Revenue for the first quarter was $290.5 million, a decrease of 15.2% from $342.7 million in the year-ago quarter. This was above the company’s guided range of $270 million to $280 million. The effects of the global economic slowdown were felt in all geographies, along with lower revenues in its China-based business, which was partially offset by the higher revenues from the TippingPoint segment.

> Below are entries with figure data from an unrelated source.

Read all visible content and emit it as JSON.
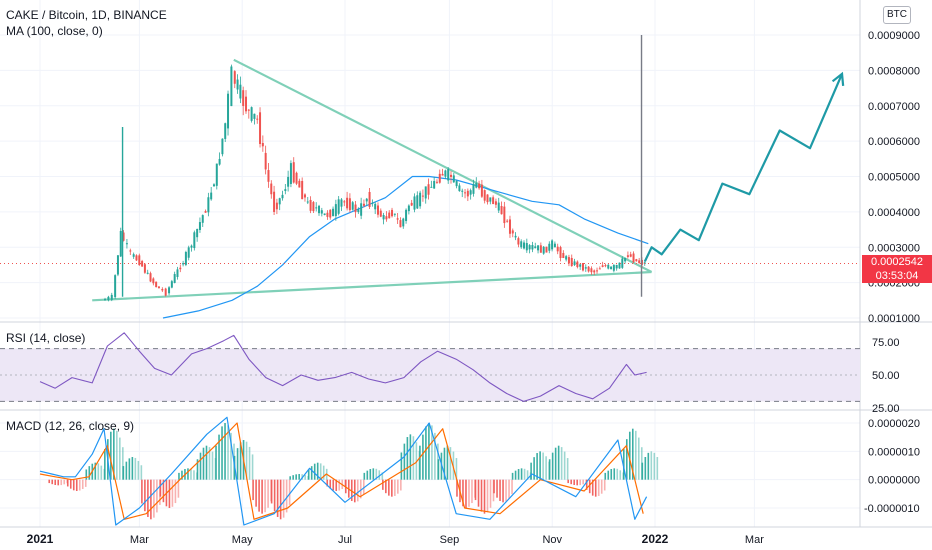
{
  "header": {
    "symbol": "CAKE / Bitcoin, 1D, BINANCE",
    "ma": "MA (100, close, 0)",
    "rsi": "RSI (14, close)",
    "macd": "MACD (12, 26, close, 9)",
    "quote": "BTC"
  },
  "price_tag": {
    "price": "0.0002542",
    "countdown": "03:53:04"
  },
  "colors": {
    "up": "#26a69a",
    "down": "#ef5350",
    "ma": "#2196f3",
    "trend": "#7fd0b8",
    "projection": "#1e9aa6",
    "rsi": "#7e57c2",
    "rsi_band": "#ede7f6",
    "macd": "#2196f3",
    "signal": "#ff6d00",
    "hist_up": "#26a69a",
    "hist_down": "#ef5350"
  },
  "chart_data": [
    {
      "type": "candlestick",
      "title": "CAKE / Bitcoin, 1D, BINANCE",
      "x_tick_labels": [
        "2021",
        "Mar",
        "May",
        "Jul",
        "Sep",
        "Nov",
        "2022",
        "Mar"
      ],
      "y_tick_labels": [
        "0.0009000",
        "0.0008000",
        "0.0007000",
        "0.0006000",
        "0.0005000",
        "0.0004000",
        "0.0003000",
        "0.0002000",
        "0.0001000"
      ],
      "ylim": [
        8e-05,
        0.00095
      ],
      "last_price": 0.0002542,
      "price_path": [
        [
          "2021-02-08",
          0.00015
        ],
        [
          "2021-02-14",
          0.00016
        ],
        [
          "2021-02-19",
          0.00034
        ],
        [
          "2021-02-25",
          0.00028
        ],
        [
          "2021-03-02",
          0.00026
        ],
        [
          "2021-03-07",
          0.00022
        ],
        [
          "2021-03-12",
          0.00019
        ],
        [
          "2021-03-18",
          0.00017
        ],
        [
          "2021-03-23",
          0.00022
        ],
        [
          "2021-03-28",
          0.00026
        ],
        [
          "2021-04-02",
          0.00031
        ],
        [
          "2021-04-07",
          0.00037
        ],
        [
          "2021-04-12",
          0.00043
        ],
        [
          "2021-04-17",
          0.00052
        ],
        [
          "2021-04-22",
          0.00065
        ],
        [
          "2021-04-26",
          0.00079
        ],
        [
          "2021-05-01",
          0.00073
        ],
        [
          "2021-05-06",
          0.00068
        ],
        [
          "2021-05-11",
          0.00066
        ],
        [
          "2021-05-16",
          0.00052
        ],
        [
          "2021-05-21",
          0.00041
        ],
        [
          "2021-05-26",
          0.00045
        ],
        [
          "2021-05-31",
          0.00052
        ],
        [
          "2021-06-05",
          0.00047
        ],
        [
          "2021-06-10",
          0.00042
        ],
        [
          "2021-06-15",
          0.00041
        ],
        [
          "2021-06-20",
          0.00039
        ],
        [
          "2021-06-25",
          0.0004
        ],
        [
          "2021-06-30",
          0.00043
        ],
        [
          "2021-07-05",
          0.00042
        ],
        [
          "2021-07-10",
          0.0004
        ],
        [
          "2021-07-15",
          0.00044
        ],
        [
          "2021-07-20",
          0.00041
        ],
        [
          "2021-07-25",
          0.00038
        ],
        [
          "2021-07-30",
          0.0004
        ],
        [
          "2021-08-04",
          0.00036
        ],
        [
          "2021-08-09",
          0.00042
        ],
        [
          "2021-08-14",
          0.00043
        ],
        [
          "2021-08-19",
          0.00046
        ],
        [
          "2021-08-24",
          0.00048
        ],
        [
          "2021-08-29",
          0.00051
        ],
        [
          "2021-09-03",
          0.0005
        ],
        [
          "2021-09-08",
          0.00046
        ],
        [
          "2021-09-13",
          0.00045
        ],
        [
          "2021-09-18",
          0.00048
        ],
        [
          "2021-09-23",
          0.00044
        ],
        [
          "2021-09-28",
          0.00043
        ],
        [
          "2021-10-03",
          0.0004
        ],
        [
          "2021-10-08",
          0.00035
        ],
        [
          "2021-10-13",
          0.00031
        ],
        [
          "2021-10-18",
          0.0003
        ],
        [
          "2021-10-23",
          0.0003
        ],
        [
          "2021-10-28",
          0.00029
        ],
        [
          "2021-11-02",
          0.00031
        ],
        [
          "2021-11-07",
          0.00028
        ],
        [
          "2021-11-12",
          0.00026
        ],
        [
          "2021-11-17",
          0.00025
        ],
        [
          "2021-11-22",
          0.00024
        ],
        [
          "2021-11-27",
          0.00023
        ],
        [
          "2021-12-02",
          0.00025
        ],
        [
          "2021-12-07",
          0.00024
        ],
        [
          "2021-12-12",
          0.00025
        ],
        [
          "2021-12-17",
          0.00028
        ],
        [
          "2021-12-22",
          0.00026
        ],
        [
          "2021-12-27",
          0.0002542
        ]
      ],
      "ma_100": [
        [
          "2021-03-15",
          0.0001
        ],
        [
          "2021-04-05",
          0.00012
        ],
        [
          "2021-04-25",
          0.00015
        ],
        [
          "2021-05-10",
          0.00019
        ],
        [
          "2021-05-25",
          0.00025
        ],
        [
          "2021-06-10",
          0.00033
        ],
        [
          "2021-06-25",
          0.00038
        ],
        [
          "2021-07-10",
          0.00041
        ],
        [
          "2021-07-25",
          0.00044
        ],
        [
          "2021-08-10",
          0.0005
        ],
        [
          "2021-08-20",
          0.0005
        ],
        [
          "2021-09-05",
          0.00049
        ],
        [
          "2021-09-20",
          0.00047
        ],
        [
          "2021-10-05",
          0.00045
        ],
        [
          "2021-10-20",
          0.00043
        ],
        [
          "2021-11-05",
          0.00042
        ],
        [
          "2021-11-20",
          0.00038
        ],
        [
          "2021-12-10",
          0.00034
        ],
        [
          "2021-12-28",
          0.00031
        ]
      ],
      "resistance_line": [
        [
          "2021-04-26",
          0.00083
        ],
        [
          "2021-12-30",
          0.00023
        ]
      ],
      "support_line": [
        [
          "2021-02-01",
          0.00015
        ],
        [
          "2021-12-30",
          0.00023
        ]
      ],
      "projection": [
        [
          "2021-12-26",
          0.00026
        ],
        [
          "2021-12-30",
          0.0003
        ],
        [
          "2022-01-05",
          0.00028
        ],
        [
          "2022-01-16",
          0.00035
        ],
        [
          "2022-01-27",
          0.00032
        ],
        [
          "2022-02-10",
          0.00048
        ],
        [
          "2022-02-26",
          0.00045
        ],
        [
          "2022-03-16",
          0.00063
        ],
        [
          "2022-04-03",
          0.00058
        ],
        [
          "2022-04-22",
          0.00079
        ]
      ],
      "spikes": [
        [
          "2021-02-19",
          0.00064
        ],
        [
          "2021-12-24",
          0.0009
        ]
      ]
    },
    {
      "type": "line",
      "title": "RSI (14, close)",
      "y_tick_labels": [
        "75.00",
        "50.00",
        "25.00"
      ],
      "ylim": [
        22,
        86
      ],
      "bands": [
        30,
        70
      ],
      "series": [
        {
          "name": "RSI (14, close)",
          "values": [
            [
              "2021-01-01",
              45
            ],
            [
              "2021-01-10",
              40
            ],
            [
              "2021-01-20",
              48
            ],
            [
              "2021-02-01",
              44
            ],
            [
              "2021-02-10",
              72
            ],
            [
              "2021-02-20",
              82
            ],
            [
              "2021-03-01",
              68
            ],
            [
              "2021-03-10",
              55
            ],
            [
              "2021-03-20",
              50
            ],
            [
              "2021-04-01",
              66
            ],
            [
              "2021-04-10",
              70
            ],
            [
              "2021-04-20",
              76
            ],
            [
              "2021-04-26",
              80
            ],
            [
              "2021-05-05",
              62
            ],
            [
              "2021-05-15",
              48
            ],
            [
              "2021-05-25",
              42
            ],
            [
              "2021-06-05",
              50
            ],
            [
              "2021-06-15",
              46
            ],
            [
              "2021-06-25",
              48
            ],
            [
              "2021-07-05",
              52
            ],
            [
              "2021-07-15",
              47
            ],
            [
              "2021-07-25",
              44
            ],
            [
              "2021-08-05",
              48
            ],
            [
              "2021-08-15",
              60
            ],
            [
              "2021-08-25",
              68
            ],
            [
              "2021-09-05",
              62
            ],
            [
              "2021-09-15",
              54
            ],
            [
              "2021-09-25",
              44
            ],
            [
              "2021-10-05",
              36
            ],
            [
              "2021-10-15",
              30
            ],
            [
              "2021-10-25",
              34
            ],
            [
              "2021-11-05",
              42
            ],
            [
              "2021-11-15",
              36
            ],
            [
              "2021-11-25",
              32
            ],
            [
              "2021-12-05",
              40
            ],
            [
              "2021-12-15",
              58
            ],
            [
              "2021-12-20",
              50
            ],
            [
              "2021-12-27",
              52
            ]
          ]
        }
      ]
    },
    {
      "type": "bar",
      "title": "MACD (12, 26, close, 9)",
      "y_tick_labels": [
        "0.0000020",
        "0.0000010",
        "0.0000000",
        "-0.0000010"
      ],
      "ylim": [
        -1.6e-06,
        2.3e-06
      ],
      "histogram": [
        [
          "2021-01-06",
          -2e-07
        ],
        [
          "2021-01-17",
          -4e-07
        ],
        [
          "2021-01-28",
          6e-07
        ],
        [
          "2021-02-08",
          1.8e-06
        ],
        [
          "2021-02-19",
          8e-07
        ],
        [
          "2021-03-02",
          -1.4e-06
        ],
        [
          "2021-03-13",
          -1e-06
        ],
        [
          "2021-03-24",
          4e-07
        ],
        [
          "2021-04-04",
          1.2e-06
        ],
        [
          "2021-04-15",
          2e-06
        ],
        [
          "2021-04-26",
          1.4e-06
        ],
        [
          "2021-05-07",
          -1.2e-06
        ],
        [
          "2021-05-18",
          -1.4e-06
        ],
        [
          "2021-05-29",
          2e-07
        ],
        [
          "2021-06-09",
          6e-07
        ],
        [
          "2021-06-20",
          -4e-07
        ],
        [
          "2021-07-01",
          -8e-07
        ],
        [
          "2021-07-12",
          4e-07
        ],
        [
          "2021-07-23",
          -6e-07
        ],
        [
          "2021-08-03",
          1.6e-06
        ],
        [
          "2021-08-14",
          2e-06
        ],
        [
          "2021-08-25",
          1.2e-06
        ],
        [
          "2021-09-05",
          -1e-06
        ],
        [
          "2021-09-16",
          -1.2e-06
        ],
        [
          "2021-09-27",
          -8e-07
        ],
        [
          "2021-10-08",
          4e-07
        ],
        [
          "2021-10-19",
          1e-06
        ],
        [
          "2021-10-30",
          1.2e-06
        ],
        [
          "2021-11-10",
          -2e-07
        ],
        [
          "2021-11-21",
          -6e-07
        ],
        [
          "2021-12-02",
          4e-07
        ],
        [
          "2021-12-13",
          1.8e-06
        ],
        [
          "2021-12-24",
          1e-06
        ]
      ],
      "series": [
        {
          "name": "MACD",
          "values": [
            [
              "2021-01-01",
              3e-07
            ],
            [
              "2021-01-08",
              2e-07
            ],
            [
              "2021-01-15",
              1e-07
            ],
            [
              "2021-01-22",
              1e-07
            ],
            [
              "2021-02-01",
              9e-07
            ],
            [
              "2021-02-08",
              1.8e-06
            ],
            [
              "2021-02-15",
              -1.6e-06
            ],
            [
              "2021-03-01",
              -1e-06
            ],
            [
              "2021-03-20",
              2e-07
            ],
            [
              "2021-04-10",
              1.6e-06
            ],
            [
              "2021-04-22",
              2.2e-06
            ],
            [
              "2021-05-02",
              -1.6e-06
            ],
            [
              "2021-05-20",
              -1.2e-06
            ],
            [
              "2021-06-10",
              4e-07
            ],
            [
              "2021-07-01",
              -8e-07
            ],
            [
              "2021-08-05",
              8e-07
            ],
            [
              "2021-08-20",
              2e-06
            ],
            [
              "2021-09-05",
              -1.2e-06
            ],
            [
              "2021-09-25",
              -1.4e-06
            ],
            [
              "2021-10-20",
              2e-07
            ],
            [
              "2021-11-15",
              -6e-07
            ],
            [
              "2021-12-10",
              1.4e-06
            ],
            [
              "2021-12-20",
              -1.4e-06
            ],
            [
              "2021-12-27",
              -6e-07
            ]
          ]
        },
        {
          "name": "Signal",
          "values": [
            [
              "2021-01-01",
              2e-07
            ],
            [
              "2021-01-10",
              1e-07
            ],
            [
              "2021-01-20",
              0.0
            ],
            [
              "2021-01-30",
              1e-07
            ],
            [
              "2021-02-10",
              1.2e-06
            ],
            [
              "2021-02-20",
              -1.4e-06
            ],
            [
              "2021-03-05",
              -1.2e-06
            ],
            [
              "2021-03-25",
              0.0
            ],
            [
              "2021-04-15",
              1.2e-06
            ],
            [
              "2021-04-28",
              2e-06
            ],
            [
              "2021-05-08",
              -1.4e-06
            ],
            [
              "2021-05-28",
              -1e-06
            ],
            [
              "2021-06-20",
              2e-07
            ],
            [
              "2021-07-10",
              -6e-07
            ],
            [
              "2021-08-12",
              6e-07
            ],
            [
              "2021-08-28",
              1.8e-06
            ],
            [
              "2021-09-10",
              -1e-06
            ],
            [
              "2021-10-01",
              -1.2e-06
            ],
            [
              "2021-10-25",
              0.0
            ],
            [
              "2021-11-20",
              -4e-07
            ],
            [
              "2021-12-15",
              1.2e-06
            ],
            [
              "2021-12-25",
              -1.2e-06
            ]
          ]
        }
      ]
    }
  ]
}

By segment – Networking business sales for the quarter were $259.2 million, down 17.9% from $315.7 million in the year-ago quarter. Within the Networking business, the China-based sales segment (89.2% of total revenue) had revenue of $152.0 million, an increase of 13.3% from the year-ago period. This consists of China’s direct touch sales of $118.3 million (77.8% of China-based revenue), which grew 16.2% from the year-ago period. Huawei sales of $28.1 million (18.5% of China based sales and 9.7% of consolidated sales) declined 57.3% from the prior-year period, and other sales of $5.6 million primarily reflected sales in Hong Kong and Japan.

Within rest-of-the-world networking sales, North America had sales of $30.2 million, down 12.0% over the year-ago period. EMEA had sales of $42.1 million, a 32.0% decline over the year-ago period. Latin America had sales of $17.7 million, a year-over-year decline of 24.0%. Asia-Pacific (excluding China) had sales of $17.2 million, reflecting a year-over-year decline of 19.0%. Overall, the rest-of-the-world network segment sales decreased 23.6% year-over-year to $107.2 million. For the quarter, TippingPoint segment had sales of $32.6 million, an increase of 15.6% over the prior-year period.

From a consolidated viewpoint, 3Com’s gross margin was 57.3% in the first quarter, a 200 basis point improvement over the corresponding period last year, largely driven by product cost reductions in businesses, a larger shift to enterprise market and the declining sales to Huawei, which carry lower gross margins. On a non-GAAP basis, gross margin came in at 57.5% in the quarter – compared to 55.6% in the year-ago quarter.

Operating expenses in the current quarter declined 40.5% from the year-ago period. 3Com also recorded a patent dispute resolution and patent sale income of $70.0 million in the year ago quarter. Excluding this, total operating expenses declined 12.3% from the year-ago period. Consolidated GAAP operating income decreased 95.6% to $3.24 million from $73.4 million (including patent dispute resolution and patent sale income of $70.0 million) reported in the year-ago quarter. Excluding special items, non-GAAP operating margin came in at 9.0% versus 10.8% in the year-ago quarter. This was above the company’s expectations.

GAAP net income for the quarter was $7.5 million, or 2 cents per share, versus net income of $79.8 million, or 20 cents per share in the year-ago quarter. Excluding one-time charges and stock compensation, net income on a non-GAAP basis was $30.5 million, or 8 cents per diluted share, compared to a net income of $43.4 million or 11 cents per diluted share in the year-ago period.

Headcount at the end of the year was 5,814, a decline of 54 people in the quarter. 3Com ended the quarter with $665.8 million in cash and cash equivalents, compared to $644.2 million in the previous quarter. During the quarter, the company generated $16.9 million in cash from operations, despite a $48.0 million long-term incentive payment to its Chinese employees.

During the quarter, long-term debt (including the current portion) was $200.0 million — flat sequentially. The company expects to make the next scheduled principal payment of $48 million in September. Days’ sales outstanding (DSO) were 31 days versus 34 days in the previous quarter. The company did not provide any guidance for the coming quarter.